My body had to literally break down in order to get my attention. That is another blog when I have more distance. Suffice it to say that this was The Summer of Being Slowed Down. My body made it so that I had to listen.
I am still unraveling why I found it so hard to listen and trust my body. Why I held on so hard to running’s place in my life.
There’s always a part of me unconsciously looking for a formula. If I find something that creates happiness in my life, I want to keep doing A+ B to equal that C. As if as long as I just keep doing A+B, I’ll get C.

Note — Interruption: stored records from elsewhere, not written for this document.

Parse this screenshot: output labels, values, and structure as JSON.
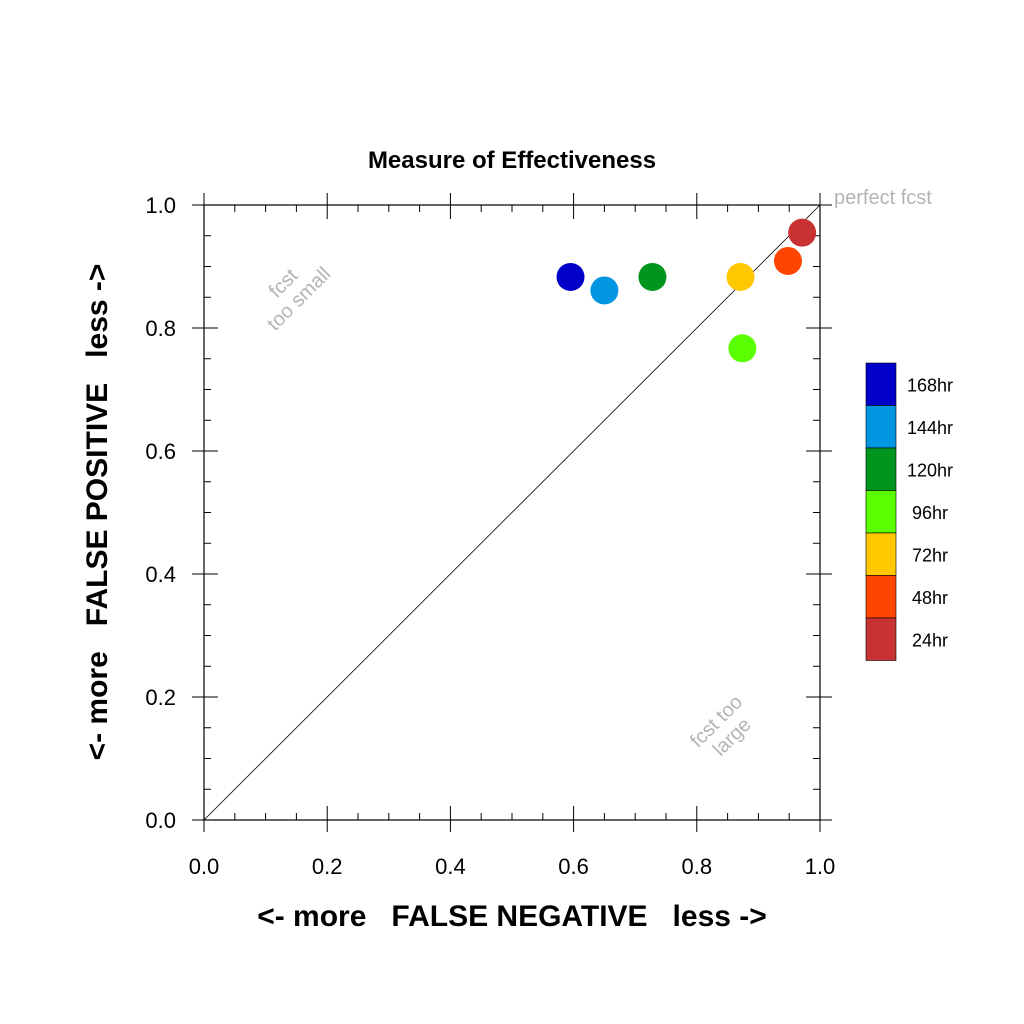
{
  "chart_data": {
    "type": "scatter",
    "title": "Measure of Effectiveness",
    "xlabel": "<- more   FALSE NEGATIVE   less ->",
    "ylabel": "<- more   FALSE POSITIVE   less ->",
    "xlim": [
      0,
      1
    ],
    "ylim": [
      0,
      1
    ],
    "xticks": [
      "0.0",
      "0.2",
      "0.4",
      "0.6",
      "0.8",
      "1.0"
    ],
    "yticks": [
      "0.0",
      "0.2",
      "0.4",
      "0.6",
      "0.8",
      "1.0"
    ],
    "grid": false,
    "diagonal_line": true,
    "annotations": {
      "perfect": "perfect fcst",
      "too_small": [
        "fcst",
        "too small"
      ],
      "too_large": [
        "fcst too",
        "large"
      ]
    },
    "legend_position": "right",
    "series": [
      {
        "name": "168hr",
        "color": "#0000c8",
        "x": 0.595,
        "y": 0.883
      },
      {
        "name": "144hr",
        "color": "#0096e1",
        "x": 0.65,
        "y": 0.861
      },
      {
        "name": "120hr",
        "color": "#00961e",
        "x": 0.728,
        "y": 0.883
      },
      {
        "name": "96hr",
        "color": "#5aff00",
        "x": 0.874,
        "y": 0.767
      },
      {
        "name": "72hr",
        "color": "#ffc800",
        "x": 0.871,
        "y": 0.883
      },
      {
        "name": "48hr",
        "color": "#ff4600",
        "x": 0.948,
        "y": 0.909
      },
      {
        "name": "24hr",
        "color": "#c83232",
        "x": 0.971,
        "y": 0.955
      }
    ]
  }
}
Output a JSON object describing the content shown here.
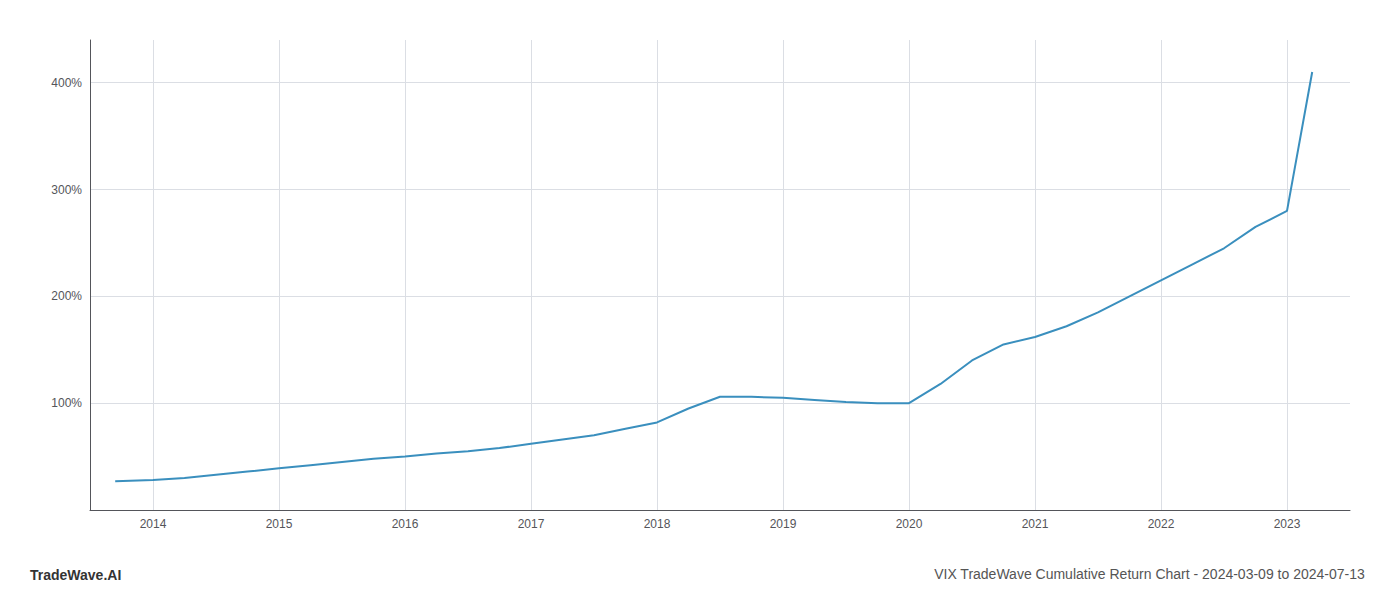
{
  "chart_data": {
    "type": "line",
    "title": "VIX TradeWave Cumulative Return Chart - 2024-03-09 to 2024-07-13",
    "annotations": [
      "TradeWave.AI"
    ],
    "x": [
      2013.7,
      2014.0,
      2014.25,
      2014.5,
      2014.75,
      2015.0,
      2015.25,
      2015.5,
      2015.75,
      2016.0,
      2016.25,
      2016.5,
      2016.75,
      2017.0,
      2017.25,
      2017.5,
      2017.75,
      2018.0,
      2018.25,
      2018.5,
      2018.75,
      2019.0,
      2019.25,
      2019.5,
      2019.75,
      2020.0,
      2020.25,
      2020.5,
      2020.75,
      2021.0,
      2021.25,
      2021.5,
      2021.75,
      2022.0,
      2022.25,
      2022.5,
      2022.75,
      2023.0,
      2023.2
    ],
    "values": [
      27,
      28,
      30,
      33,
      36,
      39,
      42,
      45,
      48,
      50,
      53,
      55,
      58,
      62,
      66,
      70,
      76,
      82,
      95,
      106,
      106,
      105,
      103,
      101,
      100,
      100,
      118,
      140,
      155,
      162,
      172,
      185,
      200,
      215,
      230,
      245,
      265,
      280,
      410
    ],
    "color": "#3a8fbe",
    "xlim": [
      2013.5,
      2023.5
    ],
    "ylim": [
      0,
      440
    ],
    "xticks": [
      2014,
      2015,
      2016,
      2017,
      2018,
      2019,
      2020,
      2021,
      2022,
      2023
    ],
    "yticks": [
      {
        "value": 100,
        "label": "100%"
      },
      {
        "value": 200,
        "label": "200%"
      },
      {
        "value": 300,
        "label": "300%"
      },
      {
        "value": 400,
        "label": "400%"
      }
    ],
    "grid": true
  }
}
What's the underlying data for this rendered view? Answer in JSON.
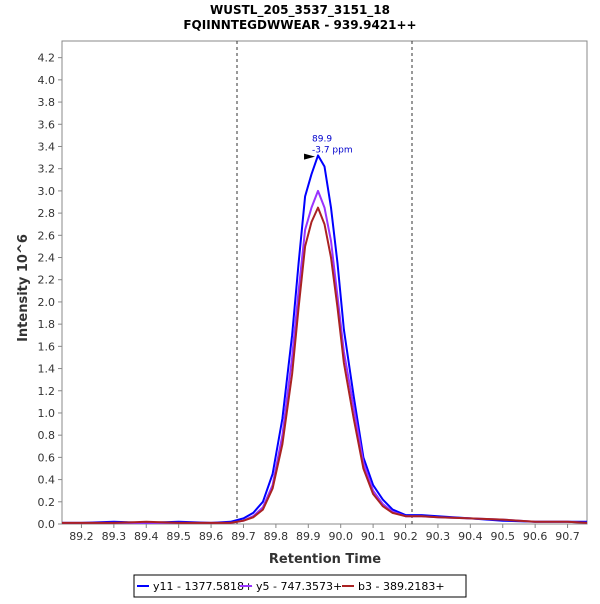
{
  "chart_data": {
    "type": "line",
    "title": "WUSTL_205_3537_3151_18",
    "subtitle": "FQIINNTEGDWWEAR - 939.9421++",
    "xlabel": "Retention Time",
    "ylabel": "Intensity 10^6",
    "xlim": [
      89.14,
      90.76
    ],
    "ylim": [
      0.0,
      4.35
    ],
    "x_ticks": [
      "89.2",
      "89.3",
      "89.4",
      "89.5",
      "89.6",
      "89.7",
      "89.8",
      "89.9",
      "90.0",
      "90.1",
      "90.2",
      "90.3",
      "90.4",
      "90.5",
      "90.6",
      "90.7"
    ],
    "y_ticks": [
      "0.0",
      "0.2",
      "0.4",
      "0.6",
      "0.8",
      "1.0",
      "1.2",
      "1.4",
      "1.6",
      "1.8",
      "2.0",
      "2.2",
      "2.4",
      "2.6",
      "2.8",
      "3.0",
      "3.2",
      "3.4",
      "3.6",
      "3.8",
      "4.0",
      "4.2"
    ],
    "vlines": [
      89.68,
      90.22
    ],
    "grid": false,
    "legend_position": "bottom",
    "annotation": {
      "x": 89.93,
      "y": 3.3,
      "line1": "89.9",
      "line2": "-3.7 ppm",
      "color": "#0000cc"
    },
    "x": [
      89.14,
      89.2,
      89.3,
      89.4,
      89.5,
      89.6,
      89.66,
      89.7,
      89.73,
      89.76,
      89.79,
      89.82,
      89.85,
      89.87,
      89.89,
      89.91,
      89.93,
      89.95,
      89.97,
      89.99,
      90.01,
      90.04,
      90.07,
      90.1,
      90.13,
      90.16,
      90.2,
      90.25,
      90.3,
      90.4,
      90.5,
      90.6,
      90.7,
      90.76
    ],
    "series": [
      {
        "name": "y11 - 1377.5818+",
        "color": "#0000ff",
        "values": [
          0.01,
          0.01,
          0.02,
          0.01,
          0.02,
          0.01,
          0.02,
          0.05,
          0.1,
          0.2,
          0.45,
          0.95,
          1.7,
          2.35,
          2.95,
          3.15,
          3.32,
          3.22,
          2.85,
          2.35,
          1.75,
          1.15,
          0.6,
          0.35,
          0.22,
          0.13,
          0.08,
          0.08,
          0.07,
          0.05,
          0.03,
          0.02,
          0.02,
          0.02
        ]
      },
      {
        "name": "y5 - 747.3573+",
        "color": "#9933ff",
        "values": [
          0.01,
          0.01,
          0.01,
          0.01,
          0.01,
          0.01,
          0.01,
          0.03,
          0.07,
          0.15,
          0.35,
          0.8,
          1.5,
          2.1,
          2.65,
          2.85,
          3.0,
          2.85,
          2.55,
          2.05,
          1.55,
          1.05,
          0.55,
          0.3,
          0.18,
          0.11,
          0.07,
          0.07,
          0.06,
          0.05,
          0.04,
          0.02,
          0.02,
          0.01
        ]
      },
      {
        "name": "b3 - 389.2183+",
        "color": "#aa2222",
        "values": [
          0.01,
          0.01,
          0.01,
          0.02,
          0.01,
          0.01,
          0.01,
          0.03,
          0.06,
          0.13,
          0.32,
          0.72,
          1.35,
          1.95,
          2.5,
          2.72,
          2.85,
          2.7,
          2.4,
          1.95,
          1.45,
          0.95,
          0.5,
          0.27,
          0.16,
          0.1,
          0.07,
          0.07,
          0.06,
          0.05,
          0.04,
          0.02,
          0.02,
          0.01
        ]
      }
    ]
  }
}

I think it has to do with my relationship to change. I mean, I know cerebrally we are supposed to change and grow. Still, some part of me gets scared that in letting go of something good, I will lose the good I have gained.
I guess that reveals a scarcity mentality. Some part of me fears losing what little good she has managed to get, so she thinks she can never change, or else she risks returning to the misery of before.
I am trying to work with the fears of that part of me. Help myself trust that change is good. That I am still being athletic, but in a different way.
And new – different – is good. It brings new – different – experiences. And that brings new information.
And through the new information gained in the experience, I become different. More.
I will help myself meet the change with trust and excitement instead of resistance and fear.
It means I am a living thing, that change-induced growth. Not a computer that can be programmed and set to repeat.
After all, I am always a work in progress. And that’s the way it is supposed to be.